Curriculum Development
Are you interested in designing or reimagining a course with participative and creative methodologies? This workshop would work closely with participants depending on their needs and interests.
Epistemic Pluralism
How do we build a world where many worlds can exist? This workshop invites us to 1) identify the dominant epistemologies and ontologies that shape our world by grappling with their history, 2) learn about epistemologies that have been excluded and belittled, 3) collectively reflect on the potential of engaging in epistemologically plural ways of thinking and being.
Storytelling as worldbuilding
To change our world, we must change our stories. Stories are how we understand who we are and want to become. We always tell stories, but rarely do we stop and think about them. When we consciously use the power of stories to reimagine our world, we turn the word story into a verb. We “story” our world.
Josep Alba-Salas
"I had the pleasure of participating in a departmental workshop on epistemic justice co-facilitated by Chelsea in spring of 2023.
The workshop was conducted on Zoom and featured four monthly two-hour sessions. The first session provided an introduction to the concept of epistemic justice and an overview of the entire program. Session two zeroed in on the notions of epistemicide and radical listening as well as Catherine Walsh’s call to unlearn discourses and practices of rational modernity that perpetuate violence and systemic injustices, to learn to think and act in the fissures and cracks of colonial thinking, and to create collective spaces where seeds of change can be planted. Building upon Walsh’s decolonial praxis, session three explored the role of our bodies and collaborative story-telling as sites for social change and transformative epistemic justice. Finally, session four highlighted the collaborative process of nurturing the seeds of epistemic pluralism and recapitulated other main workshop themes. To prepare for each session we completed brief individual reflection activities as well as short readings, including a thought-provoking, yet very easily accessible article that Chelsea herself had recently coauthored (“Re-storying participatory action research: a narrative approach to challenging epistemic violence in community development”).
Although the workshop was solidly grounded on Decolonial Theory, it did not involve purely intellectual discussions. Instead, it primarily involved an experiential and embodied exploration of other ways of knowing, being, and connecting both with the issues at hand and with each other. After a brief presentation by Chelsey and her co-facilitator to review key concepts, the bulk of each session was devoted to hands-on, interactive activities. These included, among others, whole-group and small-group discussions, guided meditations, drawing, free writing, and mindful body movements.

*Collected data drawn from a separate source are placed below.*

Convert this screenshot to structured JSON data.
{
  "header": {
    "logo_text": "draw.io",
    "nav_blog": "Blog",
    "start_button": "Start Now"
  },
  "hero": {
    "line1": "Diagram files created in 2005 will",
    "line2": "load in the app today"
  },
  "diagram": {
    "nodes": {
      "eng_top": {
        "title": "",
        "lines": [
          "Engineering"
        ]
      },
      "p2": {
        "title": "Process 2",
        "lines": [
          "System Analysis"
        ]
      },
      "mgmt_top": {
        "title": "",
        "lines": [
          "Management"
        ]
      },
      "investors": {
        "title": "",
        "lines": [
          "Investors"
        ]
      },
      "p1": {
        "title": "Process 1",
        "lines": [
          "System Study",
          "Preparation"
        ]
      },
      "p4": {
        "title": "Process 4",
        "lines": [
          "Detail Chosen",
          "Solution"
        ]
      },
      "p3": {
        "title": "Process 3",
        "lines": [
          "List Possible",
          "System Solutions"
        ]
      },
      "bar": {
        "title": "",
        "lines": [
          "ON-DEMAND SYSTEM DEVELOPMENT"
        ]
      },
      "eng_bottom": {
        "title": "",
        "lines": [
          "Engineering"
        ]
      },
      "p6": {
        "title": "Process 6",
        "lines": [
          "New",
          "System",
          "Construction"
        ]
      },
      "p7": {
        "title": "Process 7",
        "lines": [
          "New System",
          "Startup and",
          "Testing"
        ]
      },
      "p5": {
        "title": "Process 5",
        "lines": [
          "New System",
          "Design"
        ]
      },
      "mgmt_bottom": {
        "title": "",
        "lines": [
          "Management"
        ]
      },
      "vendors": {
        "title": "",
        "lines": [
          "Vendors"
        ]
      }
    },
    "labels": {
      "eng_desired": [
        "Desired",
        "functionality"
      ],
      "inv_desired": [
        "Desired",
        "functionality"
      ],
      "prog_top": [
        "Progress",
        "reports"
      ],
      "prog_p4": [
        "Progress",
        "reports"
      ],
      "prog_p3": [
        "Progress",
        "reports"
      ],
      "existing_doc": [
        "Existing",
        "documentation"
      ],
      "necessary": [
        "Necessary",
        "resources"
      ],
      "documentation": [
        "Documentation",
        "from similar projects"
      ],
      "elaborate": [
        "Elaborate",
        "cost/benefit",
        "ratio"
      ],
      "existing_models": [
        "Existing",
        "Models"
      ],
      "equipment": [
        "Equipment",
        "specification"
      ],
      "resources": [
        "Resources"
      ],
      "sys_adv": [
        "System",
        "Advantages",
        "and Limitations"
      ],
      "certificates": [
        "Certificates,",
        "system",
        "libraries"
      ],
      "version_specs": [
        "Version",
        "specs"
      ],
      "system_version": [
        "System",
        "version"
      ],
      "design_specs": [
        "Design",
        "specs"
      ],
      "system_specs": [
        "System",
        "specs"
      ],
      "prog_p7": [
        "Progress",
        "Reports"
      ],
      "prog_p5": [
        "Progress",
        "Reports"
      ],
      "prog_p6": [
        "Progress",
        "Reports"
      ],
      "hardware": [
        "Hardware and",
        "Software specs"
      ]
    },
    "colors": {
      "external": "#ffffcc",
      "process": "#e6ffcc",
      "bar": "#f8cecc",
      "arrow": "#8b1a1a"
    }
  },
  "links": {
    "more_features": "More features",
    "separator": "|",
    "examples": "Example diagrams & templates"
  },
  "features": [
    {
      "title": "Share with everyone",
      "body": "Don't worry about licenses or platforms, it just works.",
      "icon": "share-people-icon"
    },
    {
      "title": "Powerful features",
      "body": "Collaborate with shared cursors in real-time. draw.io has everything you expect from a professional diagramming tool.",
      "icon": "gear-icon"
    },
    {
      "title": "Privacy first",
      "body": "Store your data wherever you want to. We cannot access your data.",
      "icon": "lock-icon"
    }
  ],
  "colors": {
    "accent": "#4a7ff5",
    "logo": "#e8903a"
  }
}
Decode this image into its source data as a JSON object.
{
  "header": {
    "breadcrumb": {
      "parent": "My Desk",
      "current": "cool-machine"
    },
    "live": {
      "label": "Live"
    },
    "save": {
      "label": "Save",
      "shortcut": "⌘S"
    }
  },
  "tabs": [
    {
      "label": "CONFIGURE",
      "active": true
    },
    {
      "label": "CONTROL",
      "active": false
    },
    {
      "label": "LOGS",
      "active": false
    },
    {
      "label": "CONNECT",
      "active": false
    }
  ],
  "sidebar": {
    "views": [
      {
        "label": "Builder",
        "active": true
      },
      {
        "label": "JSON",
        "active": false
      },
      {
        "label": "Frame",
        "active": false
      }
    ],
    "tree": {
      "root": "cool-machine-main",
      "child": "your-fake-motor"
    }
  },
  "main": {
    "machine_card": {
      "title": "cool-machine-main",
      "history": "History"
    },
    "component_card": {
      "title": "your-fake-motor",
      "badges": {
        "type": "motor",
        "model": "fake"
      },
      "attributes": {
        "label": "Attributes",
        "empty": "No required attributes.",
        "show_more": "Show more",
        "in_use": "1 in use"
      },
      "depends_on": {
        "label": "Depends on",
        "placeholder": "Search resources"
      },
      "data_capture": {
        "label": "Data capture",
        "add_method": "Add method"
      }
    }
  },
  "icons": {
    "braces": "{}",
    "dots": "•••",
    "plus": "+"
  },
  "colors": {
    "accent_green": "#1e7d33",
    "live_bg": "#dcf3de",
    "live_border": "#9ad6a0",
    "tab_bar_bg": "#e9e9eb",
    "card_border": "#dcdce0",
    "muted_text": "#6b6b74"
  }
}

My colleagues and I found the workshop to be extremely relevant not only to our department’s continued efforts to decolonize the curriculum and explore non-canonical epistemologies, but also to our institution’s commitment to anti-racism and social justice. The activities and discussions required a degree of honesty and vulnerability that in the hands of less capable facilitators could have felt uncomfortable or even too “touchy-feely.” Instead, we all found the experience to be substantive, energizing, inspiring, and deeply meaningful. In fact, we enjoyed it so much that we are hoping to enroll in a follow-up workshop next year.
Our very positive response to the workshop is a testament to Chelsea’s wonderful skills as a facilitator. She came across as warm, patient, knowledgeable, and enthusiastic. Coupled with her professionalism and refreshing sense of humor, her kind, welcoming, and open-minded demeanor put everyone at ease and set the tone for a collaborative exploration of the intellectual and affective dimensions of the issues at hand. All along, she gently invited us to push our boundaries while also honoring our different comfort levels. She was outstanding, and it was truly a pleasure to work with her!"